Insurers, the Royal Newfoundland Constabulary (RNC), and members of the public have all spoken out recently about the role that uninsured motorists play in escalating auto insurance premiums.
The RNC says so far in 2017, officers have issued 1,622 tickets for expired registrations. That compares with 2,223 tickets last year, and 1,927 in 2015.
The average auto insurance premium in Newfoundland is reportedly $1,102, compared with an average of $780 in the other Atlantic provinces.
The provincial government has ordered the Public Utilities Board (PUB) to do a major review of auto insurance in the province, to figure out why rates are so much higher in Newfoundland and Labrador than the rest of Atlantic Canada, as reported in The Telegram. The PUB has been asked to come up with recommendations for how to reduce insurance costs, with the aim of enacting legislation in the fall of 2018.

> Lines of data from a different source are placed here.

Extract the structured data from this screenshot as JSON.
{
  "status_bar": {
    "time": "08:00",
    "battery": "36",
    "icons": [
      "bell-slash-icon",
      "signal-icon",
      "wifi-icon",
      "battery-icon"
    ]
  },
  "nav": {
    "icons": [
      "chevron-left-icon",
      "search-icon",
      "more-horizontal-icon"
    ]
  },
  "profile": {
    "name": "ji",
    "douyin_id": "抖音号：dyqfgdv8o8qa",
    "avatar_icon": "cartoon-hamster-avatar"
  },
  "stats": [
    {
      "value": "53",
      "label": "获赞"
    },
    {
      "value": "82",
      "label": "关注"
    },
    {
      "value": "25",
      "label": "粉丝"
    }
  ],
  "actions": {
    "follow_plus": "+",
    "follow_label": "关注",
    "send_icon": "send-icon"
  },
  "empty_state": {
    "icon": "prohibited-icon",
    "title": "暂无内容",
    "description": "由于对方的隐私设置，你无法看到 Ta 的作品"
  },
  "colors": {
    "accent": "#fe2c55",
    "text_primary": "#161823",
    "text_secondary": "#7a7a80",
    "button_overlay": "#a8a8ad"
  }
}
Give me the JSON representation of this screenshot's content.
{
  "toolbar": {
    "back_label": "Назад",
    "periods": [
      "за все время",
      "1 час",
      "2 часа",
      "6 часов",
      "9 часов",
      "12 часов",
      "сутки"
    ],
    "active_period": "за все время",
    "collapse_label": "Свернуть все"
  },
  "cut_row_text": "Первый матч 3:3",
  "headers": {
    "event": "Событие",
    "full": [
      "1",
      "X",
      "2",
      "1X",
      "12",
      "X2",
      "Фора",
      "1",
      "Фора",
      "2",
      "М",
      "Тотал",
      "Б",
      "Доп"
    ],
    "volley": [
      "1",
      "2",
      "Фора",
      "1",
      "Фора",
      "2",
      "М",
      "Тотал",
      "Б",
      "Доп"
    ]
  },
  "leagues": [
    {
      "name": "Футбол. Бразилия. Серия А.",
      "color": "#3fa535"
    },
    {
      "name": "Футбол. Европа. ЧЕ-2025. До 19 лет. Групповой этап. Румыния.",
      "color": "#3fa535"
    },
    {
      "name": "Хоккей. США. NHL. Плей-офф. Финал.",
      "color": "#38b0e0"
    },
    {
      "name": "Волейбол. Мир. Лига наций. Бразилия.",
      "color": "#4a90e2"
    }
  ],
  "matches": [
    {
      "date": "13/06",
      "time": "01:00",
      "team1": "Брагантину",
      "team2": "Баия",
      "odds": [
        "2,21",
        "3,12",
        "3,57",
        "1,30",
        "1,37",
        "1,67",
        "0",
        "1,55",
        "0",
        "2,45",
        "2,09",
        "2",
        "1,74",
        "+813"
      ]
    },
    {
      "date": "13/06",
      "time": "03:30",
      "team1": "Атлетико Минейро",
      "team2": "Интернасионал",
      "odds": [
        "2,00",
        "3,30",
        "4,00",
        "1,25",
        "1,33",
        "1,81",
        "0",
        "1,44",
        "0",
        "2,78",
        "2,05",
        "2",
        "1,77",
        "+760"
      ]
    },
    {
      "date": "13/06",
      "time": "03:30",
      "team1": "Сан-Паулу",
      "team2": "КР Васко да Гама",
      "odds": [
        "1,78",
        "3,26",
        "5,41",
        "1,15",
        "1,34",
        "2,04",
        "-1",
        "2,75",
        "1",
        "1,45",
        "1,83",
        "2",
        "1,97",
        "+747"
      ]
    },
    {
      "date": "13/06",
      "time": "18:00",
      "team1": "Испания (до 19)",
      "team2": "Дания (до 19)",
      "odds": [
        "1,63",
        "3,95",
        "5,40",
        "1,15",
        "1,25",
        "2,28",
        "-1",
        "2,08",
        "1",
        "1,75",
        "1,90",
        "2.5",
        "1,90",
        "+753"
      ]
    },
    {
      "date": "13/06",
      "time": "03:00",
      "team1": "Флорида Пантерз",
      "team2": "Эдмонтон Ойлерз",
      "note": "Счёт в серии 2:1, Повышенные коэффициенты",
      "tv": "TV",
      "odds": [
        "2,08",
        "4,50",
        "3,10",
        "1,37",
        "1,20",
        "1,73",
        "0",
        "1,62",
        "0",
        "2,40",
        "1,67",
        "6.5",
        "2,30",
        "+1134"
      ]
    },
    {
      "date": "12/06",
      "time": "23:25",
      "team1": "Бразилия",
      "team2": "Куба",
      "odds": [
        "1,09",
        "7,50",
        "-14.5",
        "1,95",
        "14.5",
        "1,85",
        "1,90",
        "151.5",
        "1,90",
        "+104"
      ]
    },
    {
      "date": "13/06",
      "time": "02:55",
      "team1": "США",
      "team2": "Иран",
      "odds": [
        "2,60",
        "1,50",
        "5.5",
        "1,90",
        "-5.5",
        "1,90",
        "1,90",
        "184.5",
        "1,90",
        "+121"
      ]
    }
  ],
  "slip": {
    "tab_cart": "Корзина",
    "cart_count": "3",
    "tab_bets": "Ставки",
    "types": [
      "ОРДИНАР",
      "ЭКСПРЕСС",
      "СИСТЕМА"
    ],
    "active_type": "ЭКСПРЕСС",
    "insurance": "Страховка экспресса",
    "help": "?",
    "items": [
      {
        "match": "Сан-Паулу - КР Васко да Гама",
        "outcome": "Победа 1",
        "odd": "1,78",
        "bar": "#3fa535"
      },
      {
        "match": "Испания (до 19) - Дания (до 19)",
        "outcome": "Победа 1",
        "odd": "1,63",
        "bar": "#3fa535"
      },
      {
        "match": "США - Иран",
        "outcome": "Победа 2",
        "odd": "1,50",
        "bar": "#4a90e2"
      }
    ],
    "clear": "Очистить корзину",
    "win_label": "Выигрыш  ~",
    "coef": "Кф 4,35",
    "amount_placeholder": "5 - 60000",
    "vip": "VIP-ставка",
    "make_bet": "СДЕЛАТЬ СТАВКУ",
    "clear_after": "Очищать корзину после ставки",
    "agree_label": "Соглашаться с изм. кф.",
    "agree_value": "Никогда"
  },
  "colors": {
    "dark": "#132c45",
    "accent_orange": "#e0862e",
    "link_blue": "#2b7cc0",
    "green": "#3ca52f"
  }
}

As part of the wider public conversation, Aviva Canada recently published a piece in The Telegram welcoming the government’s review of the province’s auto product. “Aviva currently pays out more to settle claims in Newfoundland than we collect in premium dollars, which is unsustainable,” wrote Gordon Murray, vice president of broker distribution in Atlantic Canada. “The reason I mention this is to point out that there are problems with the system. This isn’t working for you [the public] and it’s not working for us [insurers] either.”
Gordon notes that most Newfoundland drivers are rarely, if ever, making claims, but are nevertheless affected by skyrocketing claims costs in the region, as well as by the escalating number of lawyers involved in the claim.
“Add in the fact that there seems to be a high number of uninsured drivers in Newfoundland, and you, as an honest driver, are paying even more money for their accidents while they break the law,” Gordon says in The Telegram, addressing members of the public.
Driving without insurance is not strictly a regional phenomenon, as noted by ThinkInsure.ca, a full-service independent broker based in Ontario.
“Driving without insurance is something you should never do, but it happens,” ThinkInsure says on its website. “In fact, it is estimated that more than 2,000 uninsured vehicles are involved in accidents each year in Ontario, and about 2% of all drivers are driving without insurance.”